| Director: | Andrew Stanton |
| Starring: | Ben Burtt, Elissa Knight, Jeff Garlin, Fred Willard |
| Ratings: | G - |
| Time: | 97 min. |
| Web Site: |
Out There:
Production Designer Ralph Eggleston'S
Fantastic Visions Of Earth And Space
The production design for "WALL-E" required a unique cinematic vision of the future that ran the gamut -- from an abandoned trash-covered Earth to an enormous floating cruise ship in space perched on the edge of a nebula that is home to thousands of humans. Overseeing the production design on the film was Ralph Eggleston ("Finding Nemo"), a Pixar veteran with art director credits on "Toy Story" and "The Incredibles," and who directed the Oscar®-winning short, "For the Birds." Working closely with him to achieve his artistic goals were three top art directors: Anthony Christov (sets art director), Bert Berry (shading art director), and Jason Deamer (character art director)."We find our own sense of world and create it from scratch."
~ Ralph Eggleston, Production Designer
According to producer Morris, "The biggest overall challenge on this film from my point of view was the production design and locking down the look of our sets and environments. We knew going into it that we needed to have a future incarnation of Earth in its abandoned state, but it was enormously complicated to get all the detailed nooks and crannies figured out. The design of the Axiom and the space environments were also tricky, but we had a larger body of material for those elements to research and learn from. Ralph and his team did an amazing job creating entertaining and intriguing worlds that became characters in their own right and helped Andrew tell the story he wanted to tell."

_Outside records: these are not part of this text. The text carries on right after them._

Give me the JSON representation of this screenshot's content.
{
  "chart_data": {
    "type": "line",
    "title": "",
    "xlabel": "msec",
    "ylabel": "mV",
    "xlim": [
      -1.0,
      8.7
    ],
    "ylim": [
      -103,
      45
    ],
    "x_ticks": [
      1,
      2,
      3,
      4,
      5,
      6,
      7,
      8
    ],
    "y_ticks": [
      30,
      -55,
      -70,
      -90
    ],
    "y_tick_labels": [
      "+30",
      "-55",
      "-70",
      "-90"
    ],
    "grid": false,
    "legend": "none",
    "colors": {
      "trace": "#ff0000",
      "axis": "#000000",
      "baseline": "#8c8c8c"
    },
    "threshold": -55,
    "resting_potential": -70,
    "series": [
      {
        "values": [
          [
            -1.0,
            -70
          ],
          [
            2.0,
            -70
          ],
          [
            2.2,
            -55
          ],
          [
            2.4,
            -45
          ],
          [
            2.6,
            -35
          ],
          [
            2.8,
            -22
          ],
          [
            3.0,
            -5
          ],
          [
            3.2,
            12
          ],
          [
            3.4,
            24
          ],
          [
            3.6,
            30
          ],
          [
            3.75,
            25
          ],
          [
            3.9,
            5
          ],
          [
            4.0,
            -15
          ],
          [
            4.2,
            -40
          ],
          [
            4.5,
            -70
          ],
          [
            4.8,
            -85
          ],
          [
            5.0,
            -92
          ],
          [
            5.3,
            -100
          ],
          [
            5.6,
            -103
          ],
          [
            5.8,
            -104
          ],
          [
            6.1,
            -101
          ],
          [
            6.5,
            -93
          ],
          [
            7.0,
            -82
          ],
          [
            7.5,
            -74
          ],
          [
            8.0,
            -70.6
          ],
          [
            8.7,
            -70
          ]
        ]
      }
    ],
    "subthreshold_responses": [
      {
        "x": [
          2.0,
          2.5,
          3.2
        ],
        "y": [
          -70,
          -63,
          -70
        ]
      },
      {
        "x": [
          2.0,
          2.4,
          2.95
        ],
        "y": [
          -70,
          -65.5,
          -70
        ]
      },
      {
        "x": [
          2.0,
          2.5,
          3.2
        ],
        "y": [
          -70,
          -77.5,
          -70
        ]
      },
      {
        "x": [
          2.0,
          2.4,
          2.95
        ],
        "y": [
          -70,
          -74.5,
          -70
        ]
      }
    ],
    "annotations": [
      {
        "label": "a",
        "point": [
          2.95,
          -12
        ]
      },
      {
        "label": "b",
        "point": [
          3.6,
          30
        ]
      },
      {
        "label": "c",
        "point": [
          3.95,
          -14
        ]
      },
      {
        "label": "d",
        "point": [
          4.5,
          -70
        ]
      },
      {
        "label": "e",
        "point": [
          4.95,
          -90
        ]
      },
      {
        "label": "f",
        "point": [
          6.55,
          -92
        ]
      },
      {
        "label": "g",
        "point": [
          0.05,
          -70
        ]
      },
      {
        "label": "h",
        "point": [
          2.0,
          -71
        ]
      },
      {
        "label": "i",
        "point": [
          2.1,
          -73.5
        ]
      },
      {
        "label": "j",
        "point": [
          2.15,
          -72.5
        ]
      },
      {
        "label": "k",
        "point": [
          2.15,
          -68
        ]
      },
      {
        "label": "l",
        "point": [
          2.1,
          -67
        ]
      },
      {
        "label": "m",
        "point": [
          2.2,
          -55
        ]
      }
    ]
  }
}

"One of the great things about what Pixar does," explains Eggleston, "is that we create animated films that also have elements of special effects films and live-action films. We find our own sense of world and create it from scratch. With 'WALL-E,' it was essential that the audience believe in this world or they would have a hard time believing that our main character is really the last robot on Earth. So we set out to make our Earth setting very realistic with a great level of detail. We created nearly six miles of cityscape so that everywhere WALL-E goes, we know exactly where it is and that world really exists. We ended up stylizing it quite a bit for animation, but these are the most realistic settings we've ever created here at Pixar. This was also our toughest assignment from an artistic standpoint.
"Another one of our goals on this film was to use color and lighting to highlight WALL-E's emotions and help the audience connect with them," he adds. "Act one is all about romantic and emotional lighting, and act two is very much about sterility, order and cleanliness. The second act is the direct antithesis of the first. As the film progresses, we slowly but surely introduce a little bit more romantic lighting. A big part of my job is wrangling all of these disparate ideas from the art department all the way through the production pipeline."
For inspiration in creating the look of outer space for "WALL-E," Eggleston and his team turned to idealized views of the future from NASA scientists of the 50s and 60s, and the concept art for Disneyland's Tomorrowland.
"One of the biggest influences for me and everyone on the film in terms of creating our vision of the future was the art created for Tomorrowland," explains Eggleston. "It wasn't about the specifics, but rather the notion of 'Where's my jet pack?' You look at a lot of the space program paintings of the 40s, 50s, and 60s, and you see fantastic imagery of buildings on Mars. Somewhere around 1978, they stopped doing that because they wouldn't fund anything that they knew they couldn't do. We were interested in showing what the future could be like and won't it be great when we get there. That's what we wanted to impart with a lot of the design of this film."
Inspiration for the Axiom design came from researching luxury cruise ships, including those operated by Disney. Field trips to Vegas also helped to suggest practical lighting for an artificial luxury setting.
"The original concept for the Axiom came from a cruise line," says Eggleston. "We designed a massive space ship that is as big as a city, several miles long, and capable of holding hundreds of thousands of residents. We knew that the audience would need some kind of visual grounding, so we put it next to a nebula. When we first see the nebula, it reminds you of a mountain with something on top, and then it reveals the Axiom."